Leave vulnerable hares in peace
WHEN, recently, I was camera-framed for a TV shoot on Beaches at Dublin's famous bathing place, Dollymount Strand, I thought of Bull Island's famous hares and the iconic newspaper and magazine photographs of them, startled, alert, on the golf club greens in times past.
Such casual and wonderful pictures may not be shot today because the hares are no more or, at least, like the Oglala Sioux chief Sitting Bull's famous observation about his own people: "There are very few of us left."
The North Bull's legendary Irish or mountain hares (Lepus timidus hibernicus) were, several years ago, reduced to a mere four or five specimens on this windswept 285ha, 5km island of sand and marram grass that is unique to the capital.
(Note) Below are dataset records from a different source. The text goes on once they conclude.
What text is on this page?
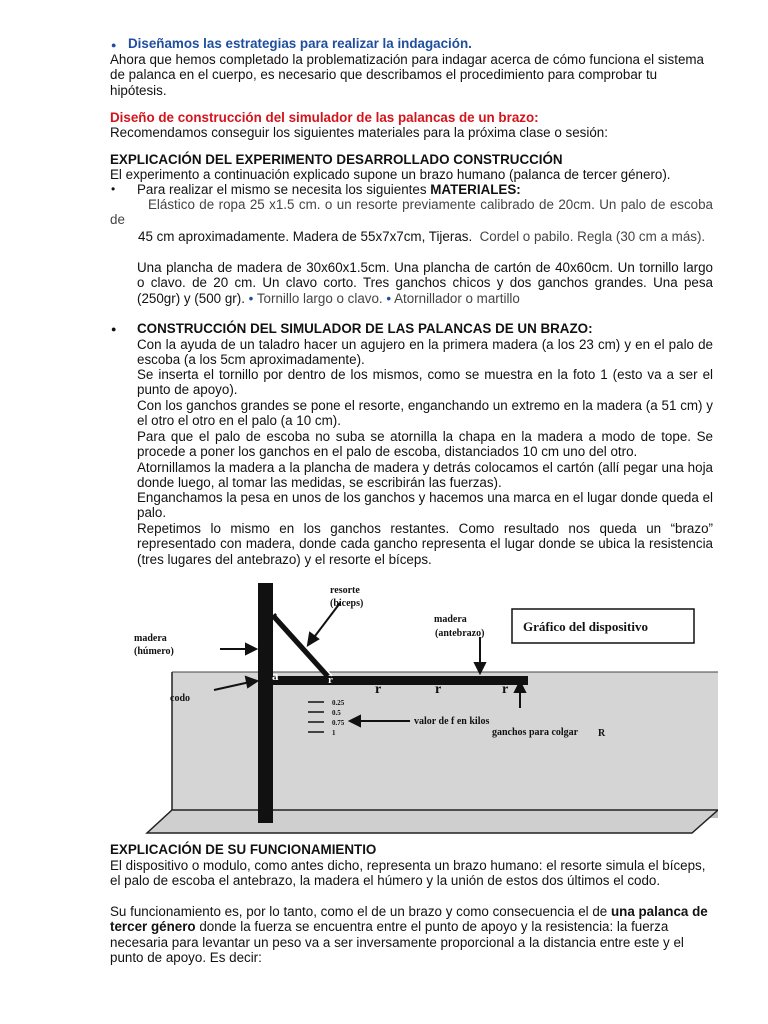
● Diseñamos las estrategias para realizar la indagación.
Ahora que hemos completado la problematización para indagar acerca de cómo funciona el sistema de palanca en el cuerpo, es necesario que describamos el procedimiento para comprobar tu hipótesis.
Diseño de construcción del simulador de las palancas de un brazo:
Recomendamos conseguir los siguientes materiales para la próxima clase o sesión:
EXPLICACIÓN DEL EXPERIMENTO DESARROLLADO CONSTRUCCIÓN
El experimento a continuación explicado supone un brazo humano (palanca de tercer género).
• Para realizar el mismo se necesita los siguientes MATERIALES:
Elástico de ropa 25 x1.5 cm. o un resorte previamente calibrado de 20cm. Un palo de escoba de
45 cm aproximadamente. Madera de 55x7x7cm, Tijeras. Cordel o pabilo. Regla (30 cm a más).
Una plancha de madera de 30x60x1.5cm. Una plancha de cartón de 40x60cm. Un tornillo largo o clavo. de 20 cm. Un clavo corto. Tres ganchos chicos y dos ganchos grandes. Una pesa (250gr) y (500 gr). • Tornillo largo o clavo. • Atornillador o martillo
● CONSTRUCCIÓN DEL SIMULADOR DE LAS PALANCAS DE UN BRAZO:
Con la ayuda de un taladro hacer un agujero en la primera madera (a los 23 cm) y en el palo de escoba (a los 5cm aproximadamente).
Se inserta el tornillo por dentro de los mismos, como se muestra en la foto 1 (esto va a ser el punto de apoyo).
Con los ganchos grandes se pone el resorte, enganchando un extremo en la madera (a 51 cm) y el otro el otro en el palo (a 10 cm).
Para que el palo de escoba no suba se atornilla la chapa en la madera a modo de tope. Se procede a poner los ganchos en el palo de escoba, distanciados 10 cm uno del otro.
Atornillamos la madera a la plancha de madera y detrás colocamos el cartón (allí pegar una hoja donde luego, al tomar las medidas, se escribirán las fuerzas).
Enganchamos la pesa en unos de los ganchos y hacemos una marca en el lugar donde queda el palo.
Repetimos lo mismo en los ganchos restantes. Como resultado nos queda un “brazo” representado con madera, donde cada gancho representa el lugar donde se ubica la resistencia (tres lugares del antebrazo) y el resorte el bíceps.
r
r	r	r
a
0.25
0.5
0.75
1
resorte
(biceps)
madera
(húmero)
madera
(antebrazo)
codo
valor de f en kilos
ganchos para colgar R
Gráfico del dispositivo
EXPLICACIÓN DE SU FUNCIONAMIENTIO
El dispositivo o modulo, como antes dicho, representa un brazo humano: el resorte simula el bíceps, el palo de escoba el antebrazo, la madera el húmero y la unión de estos dos últimos el codo.
Su funcionamiento es, por lo tanto, como el de un brazo y como consecuencia el de una palanca de tercer género donde la fuerza se encuentra entre el punto de apoyo y la resistencia: la fuerza necesaria para levantar un peso va a ser inversamente proporcional a la distancia entre este y el punto de apoyo. Es decir:
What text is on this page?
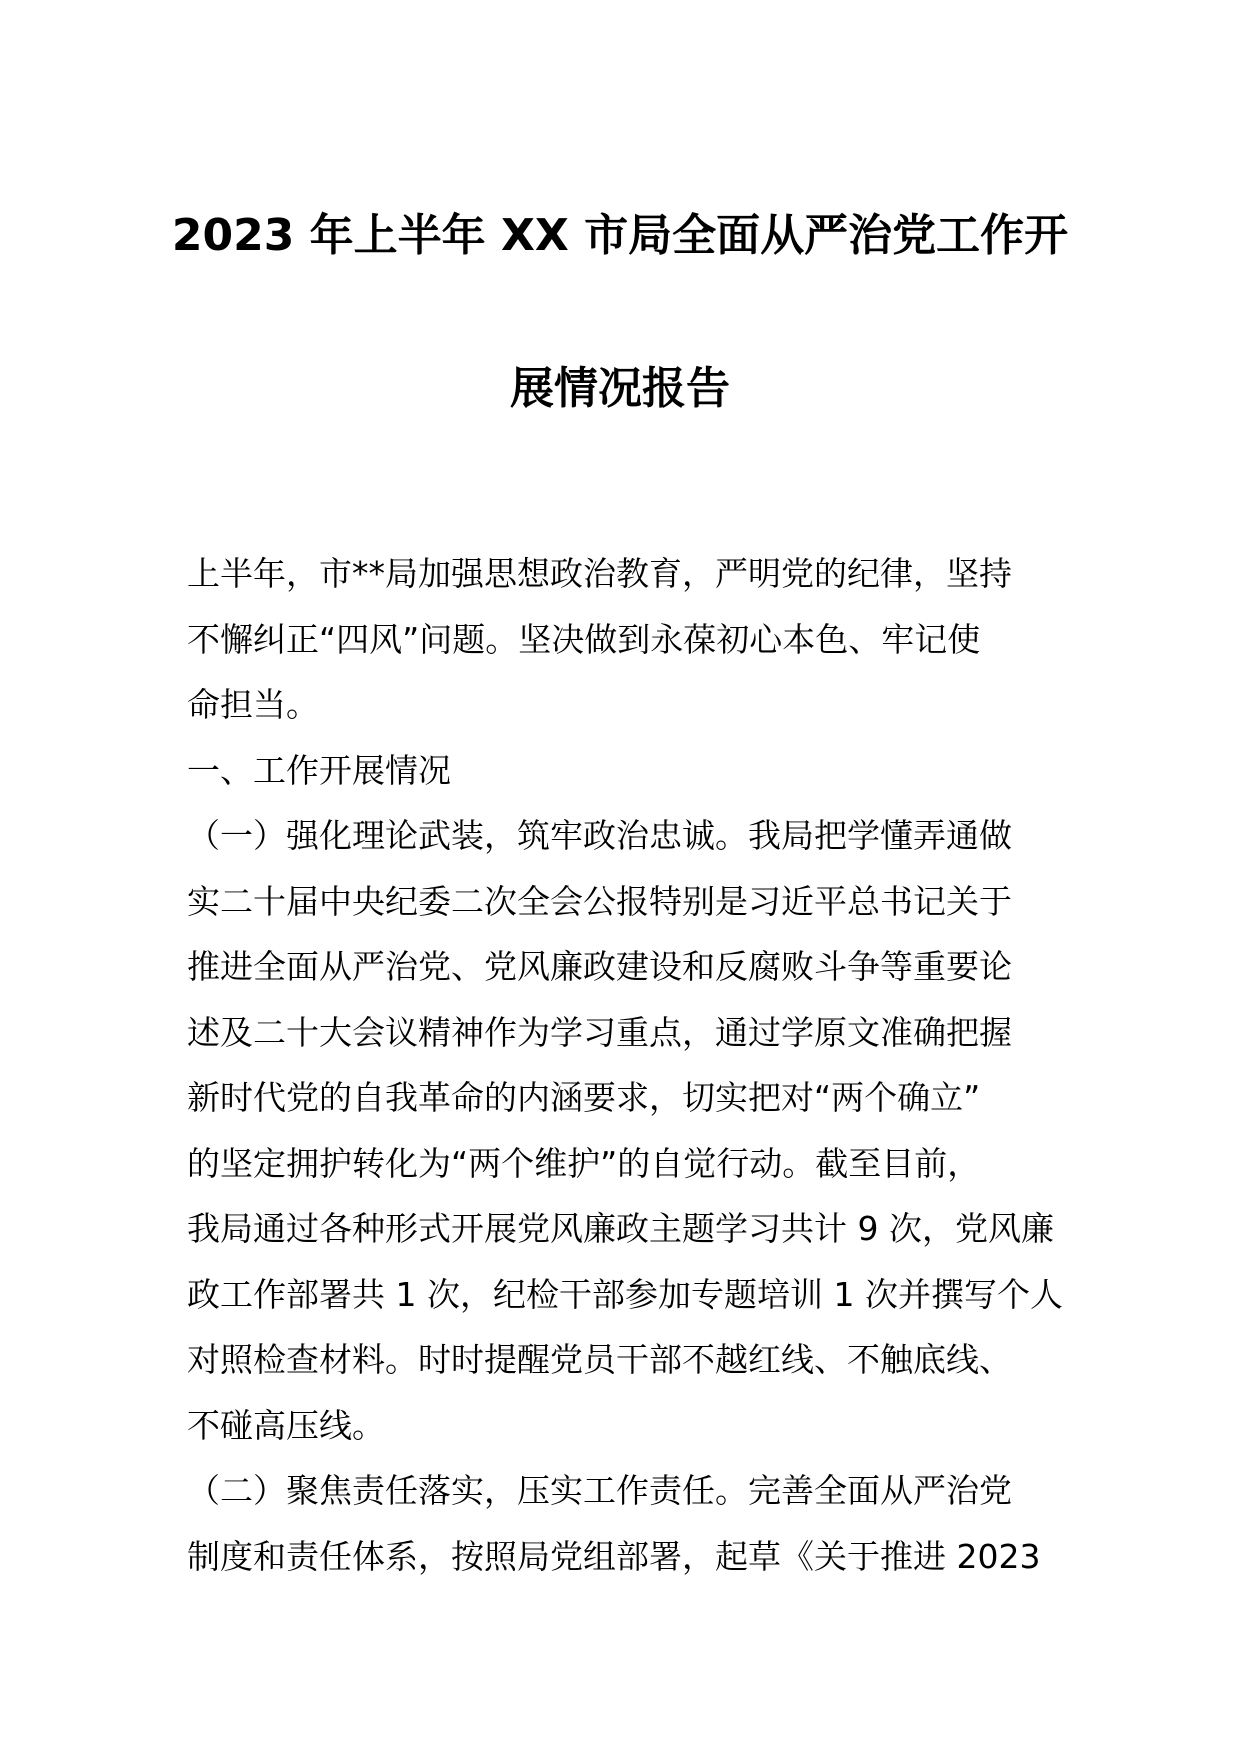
2023 年上半年 XX 市局全面从严治党工作开
展情况报告
上半年，市**局加强思想政治教育，严明党的纪律，坚持
不懈纠正“四风”问题。坚决做到永葆初心本色、牢记使
命担当。
一、工作开展情况
（一）强化理论武装，筑牢政治忠诚。我局把学懂弄通做
实二十届中央纪委二次全会公报特别是习近平总书记关于
推进全面从严治党、党风廉政建设和反腐败斗争等重要论
述及二十大会议精神作为学习重点，通过学原文准确把握
新时代党的自我革命的内涵要求，切实把对“两个确立”
的坚定拥护转化为“两个维护”的自觉行动。截至目前，
我局通过各种形式开展党风廉政主题学习共计 9 次，党风廉
政工作部署共 1 次，纪检干部参加专题培训 1 次并撰写个人
对照检查材料。时时提醒党员干部不越红线、不触底线、
不碰高压线。
（二）聚焦责任落实，压实工作责任。完善全面从严治党
制度和责任体系，按照局党组部署，起草《关于推进 2023
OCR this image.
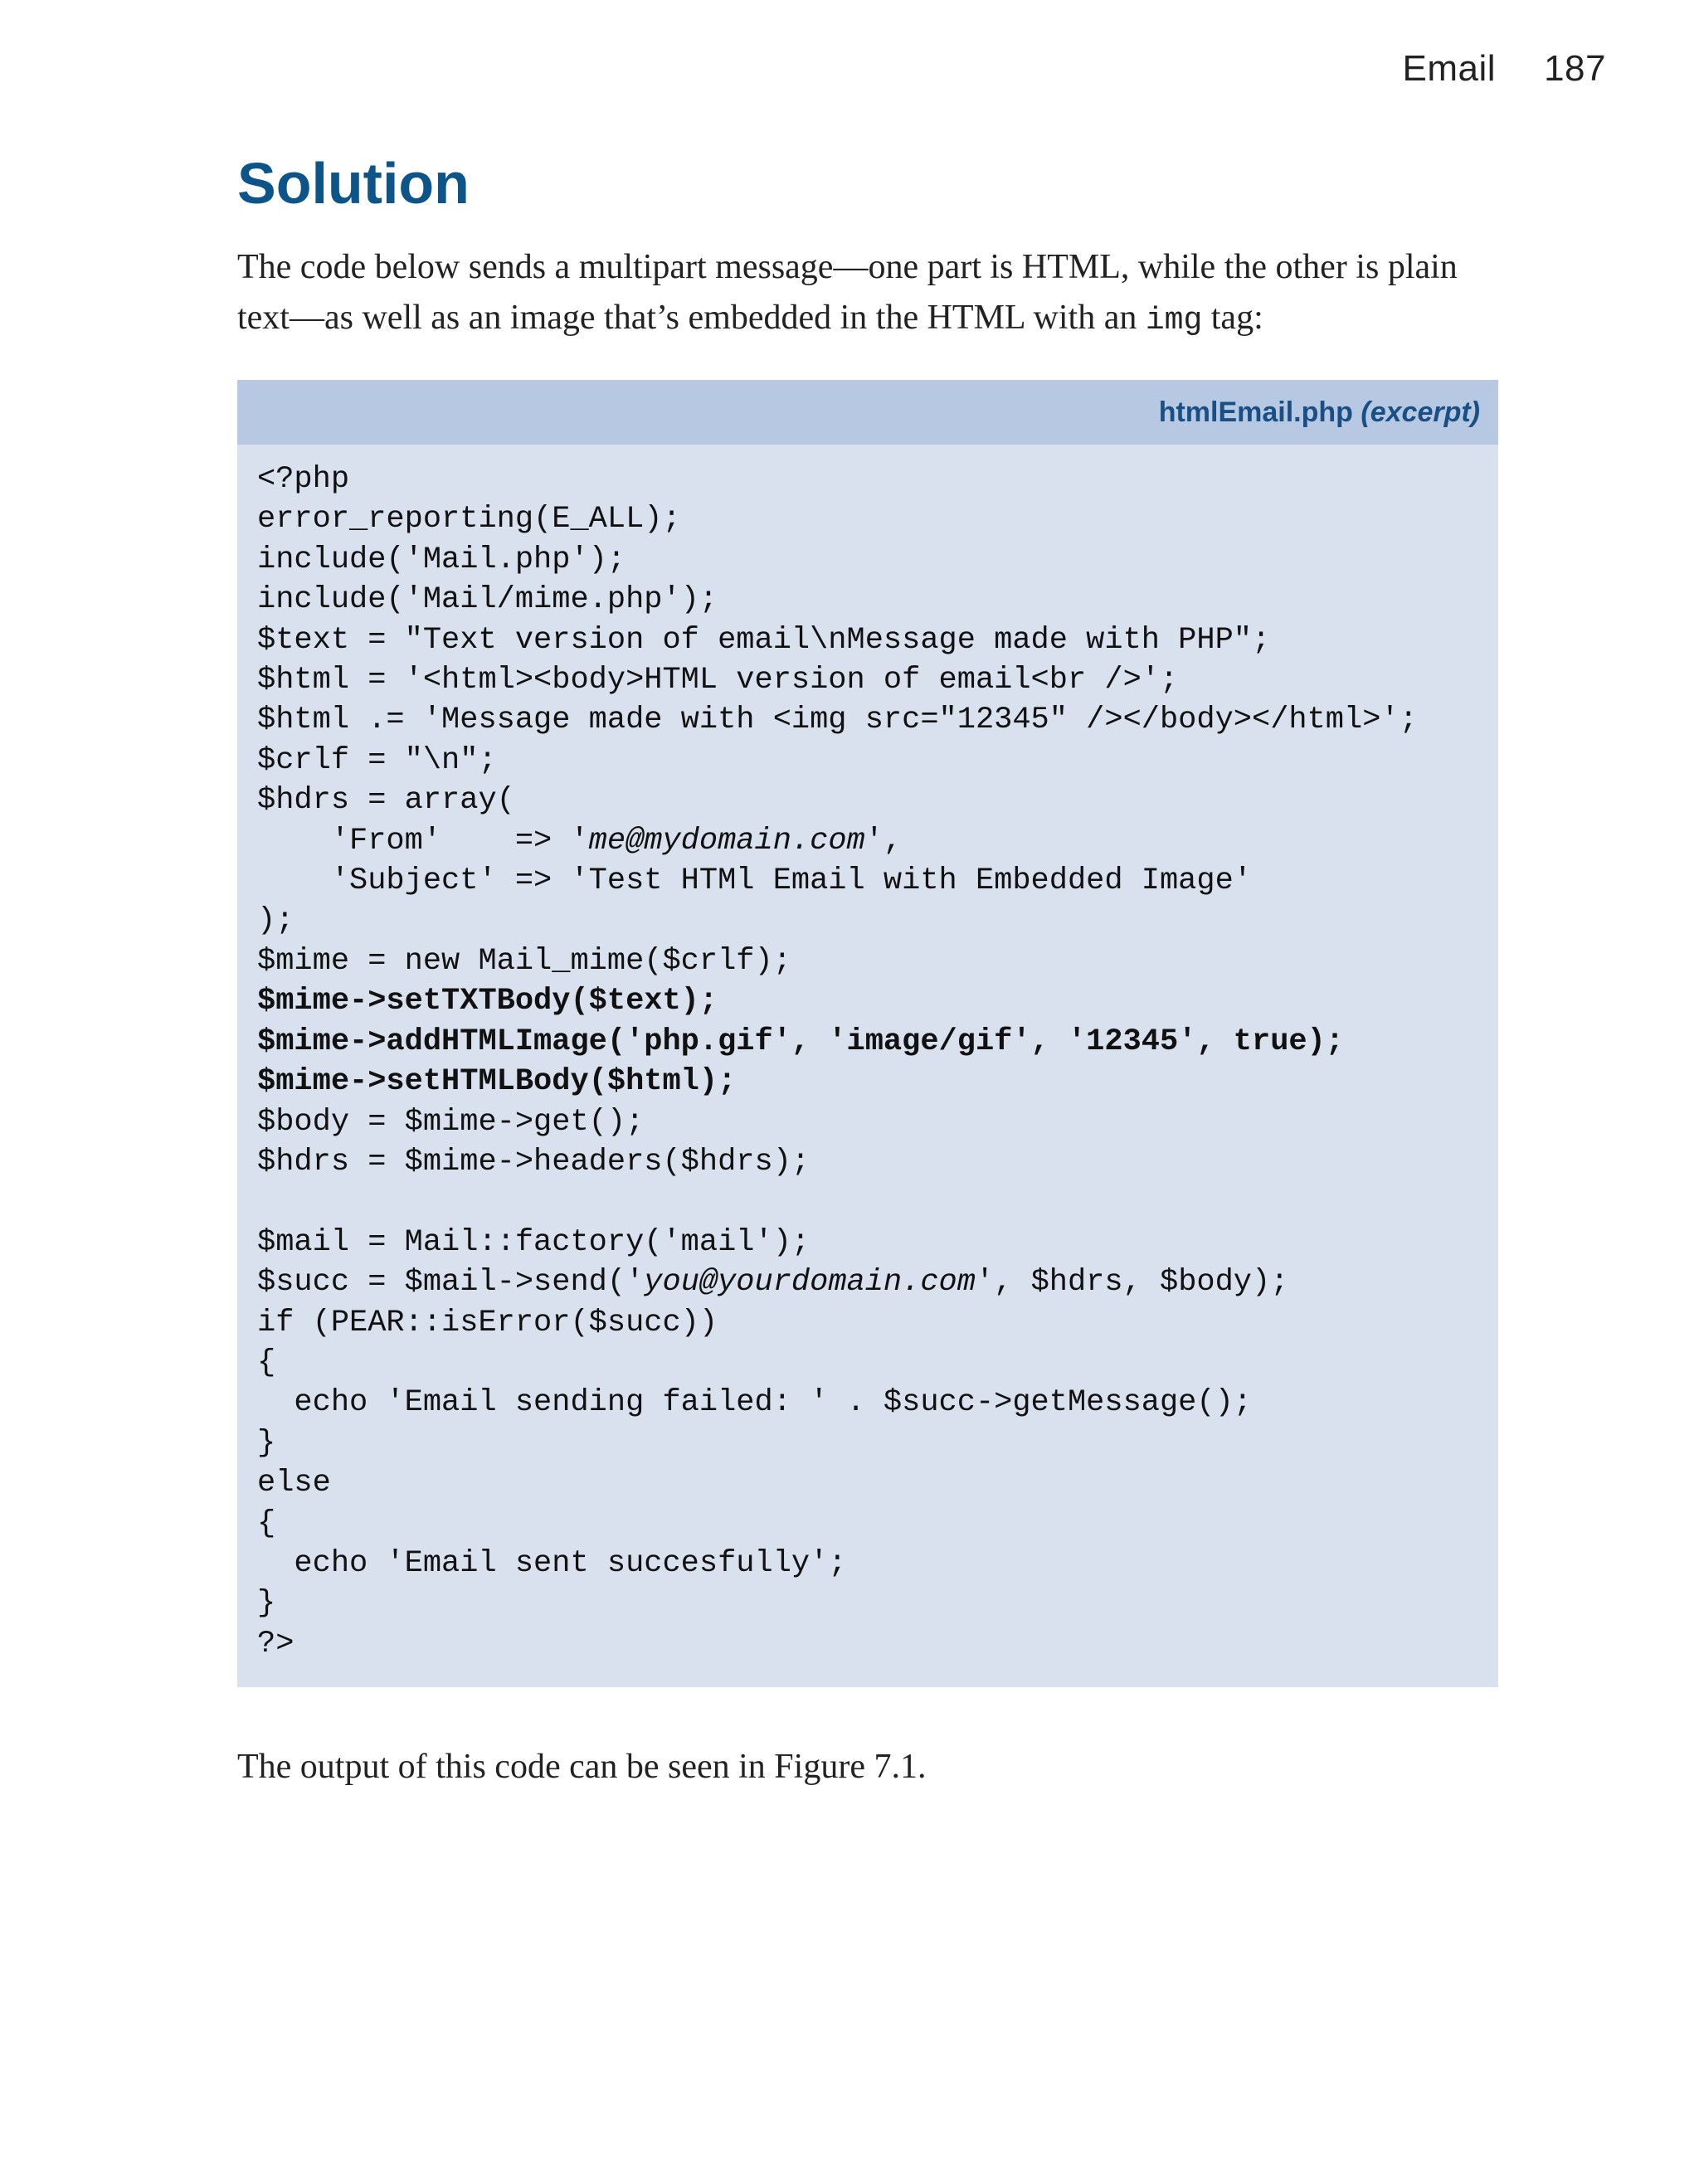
Email 187
Solution

The code below sends a multipart message—one part is HTML, while the other is plain text—as well as an image that’s embedded in the HTML with an img tag:

htmlEmail.php (excerpt)
<?php
error_reporting(E_ALL);
include('Mail.php');
include('Mail/mime.php');
$text = "Text version of email\nMessage made with PHP";
$html = '<html><body>HTML version of email<br />';
$html .= 'Message made with <img src="12345" /></body></html>';
$crlf = "\n";
$hdrs = array(
'From'    => 'me@mydomain.com',
'Subject' => 'Test HTMl Email with Embedded Image'
);
$mime = new Mail_mime($crlf);
$mime->setTXTBody($text);
$mime->addHTMLImage('php.gif', 'image/gif', '12345', true);
$mime->setHTMLBody($html);
$body = $mime->get();
$hdrs = $mime->headers($hdrs);
$mail = Mail::factory('mail');
$succ = $mail->send('you@yourdomain.com', $hdrs, $body);
if (PEAR::isError($succ))
{
echo 'Email sending failed: ' . $succ->getMessage();
}
else
{
echo 'Email sent succesfully';
}
?>

The output of this code can be seen in Figure 7.1.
Where once there was a thriving population, now they were almost gone. Then, in a year or so, they were saved from extinction in a bold conservation move with a planned migration to the island from the plains of Mosney.
This seemed to work for a time and the handful increased to around 30, but not many of the Meath travellers survived because of what is called 'capture myopathy', a combination of fear and anxiety ending in death.
A veterinarian has given an opinion that once hares are manhandled it becomes impossible for them to avoid stress. Can you imagine the terror when they are threatened and chased by dogs?
Few of the relaxed folk sitting in their cars gazing out at the breezy vistas of Dublin Bay, or watching the manoeuvres of the sand sailors manipulating their kites to catch the wind, would be aware that among the dunes rising behind there might be family pets wreaking havoc among vulnerable wild creatures. The chase goes on for the dogs released from their restraints. Their owners do not seem to know, or indeed care. Anyway, their dogs did not kill any birds, or indeed hares. But chasing and disturbance leads to death from trauma.
This is what Dr Donald Broom, professor of animal welfare at Cambridge University, has to say: "When a mammal like a hare is chased by a predator like a dog it will show physiological changes associated with extreme fear."
Such extreme responses, he points out, can result in reduced life expectancy and risk of cardiovascular breakdown and, whether the hare is caught or not, its welfare will be very poor afterwards.
Thousands of Dubliners visit Bull Island in all weathers and in all seasons. Many are dog owners and many have a responsible attitude to their pets and the environment and pay attention to the official notices forbidding dogs to run unchecked. Some others do not.
You will notice kind-looking folk unleashing their favourites for 'a little exercise' while remaining in their cars listening to the radio. This is bewildering and such people must stop doing this.
One official view is that, sooner rather than later, all dogs will be banned from the North Bull. Such a move would call for much policing work by wardens. But the remaining hares, and perhaps a further reintroduction of animals, would be left in peace and the females would not be forced to give birth at the soft margins of the island where, in the past, leverets have been swept away by the incoming tide.